Марина Крамер
Анатомия любви
Аделина
Почему-то летом на меня всегда нападают воспоминания о детстве. Нет, честно — ни в какое другое время года я не вспоминаю себя в возрасте восьми-девяти лет, только в июле. Первый рабочий день на этой неделе, солнце уже жарит, как раскаленная сковорода, превращая прохожих в румяные булочки. А я чувствую себя внезапно маленькой девочкой — только что вернулась из деревни, и мама встретила меня на вокзале, приняла из рук в руки у проводницы, подхватила спортивную сумку с вещами и потащила на троллейбусную остановку.
Я сижу на высоком сиденье сразу за водительской кабиной, смотрю в окно и удивляюсь тому, как сильно изменился город за тот месяц, что меня в нем не было, — вроде даже дома стали другими, и улицы, и деревья…
На мне сарафан в серую и белую клетку, вместо пуговиц — пластмассовые красные клубничины, это из-за них он и был куплен в универмаге бабушкой — уж очень я вцепилась в это ничем больше не примечательное платье.
Мама фыркнула на обновку — мол, конечно, такое только в сельпо и можно купить, но я не очень поняла, что плохого и в сарафане, и в сельпо. Белые босоножки запылились, мама смотрит с неодобрением — она уже в то время известный хирург, ее в городе многие знают, а тут рядом такая замарашка в ситцевом сарафане…

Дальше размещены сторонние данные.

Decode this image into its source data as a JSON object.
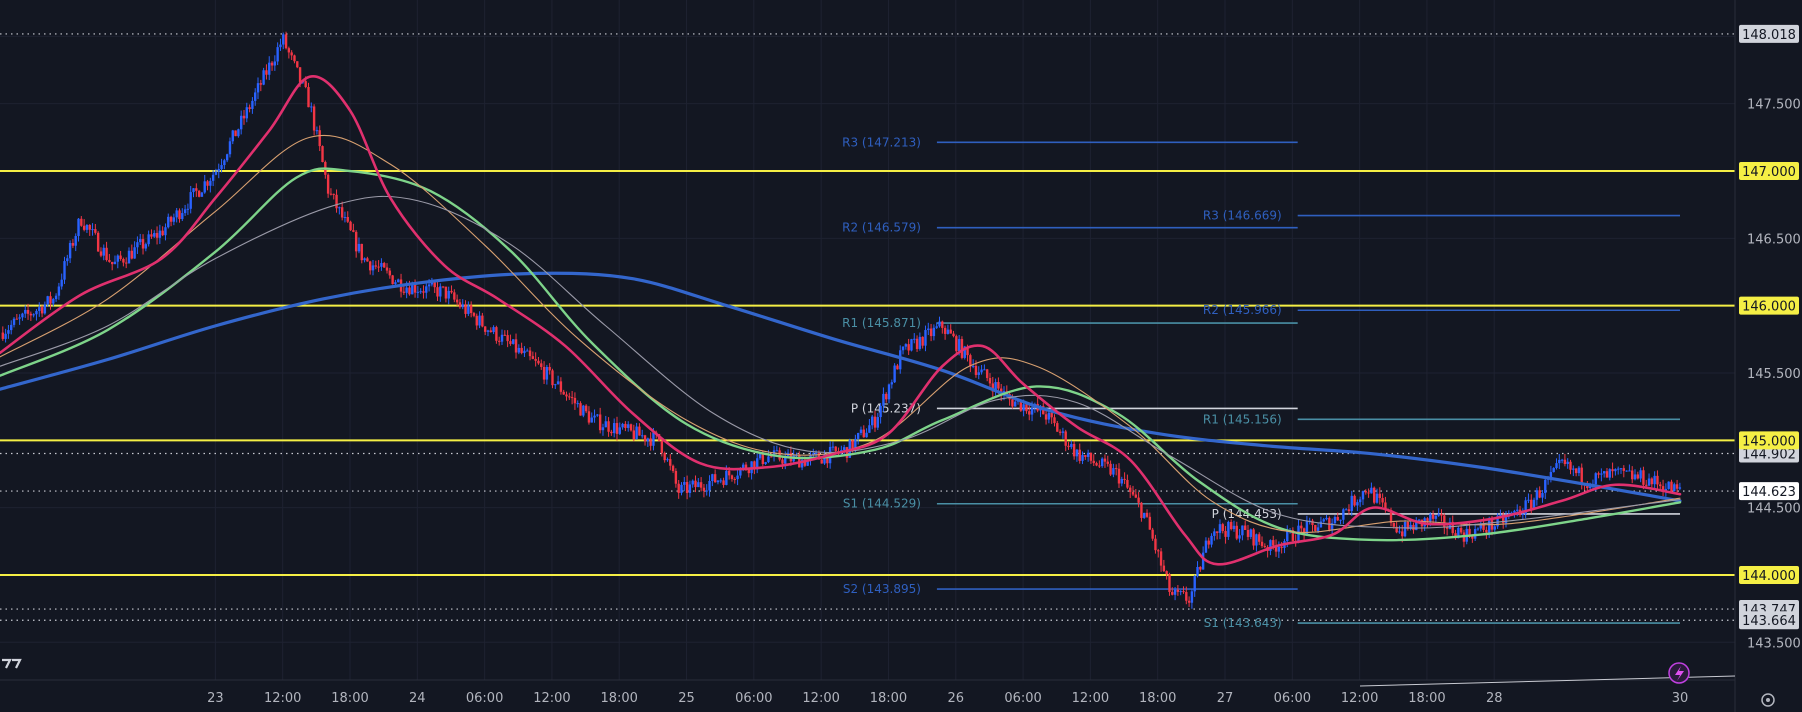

Она не спрашивает, как я отдохнула, не интересуется здоровьем бабушки — она хмурится, молчит и нервно кусает нижнюю губу, прокручивая в голове сделанную вчера операцию. Я хорошо знаю и это выражение лица, и его причину. Для мамы нет ничего важнее работы.
Для меня тоже нет ничего важнее работы — ну если не считать мужа. Мы с Матвеем не так давно женаты, хотя уже довольно не юны, но что такое возраст в сравнении с теми чувствами, что мы друг к другу испытываем…
Но работа — это тот дополнительный цемент, что скрепляет наши отношения и делает их еще прочнее. Муж-единомышленник — это настоящий подарок, он поддерживает меня во всем, не страдает по поводу отсутствия ужина (который мастерски может приготовить сам), не ворчит по поводу моих задержек на работе — потому что сам такой же. В общем, семейная жизнь оказалась совершенно необременительной, чего я так боялась прежде. Главное — это выбрать подходящего человека, который будет смотреть в ту же сторону, что и ты.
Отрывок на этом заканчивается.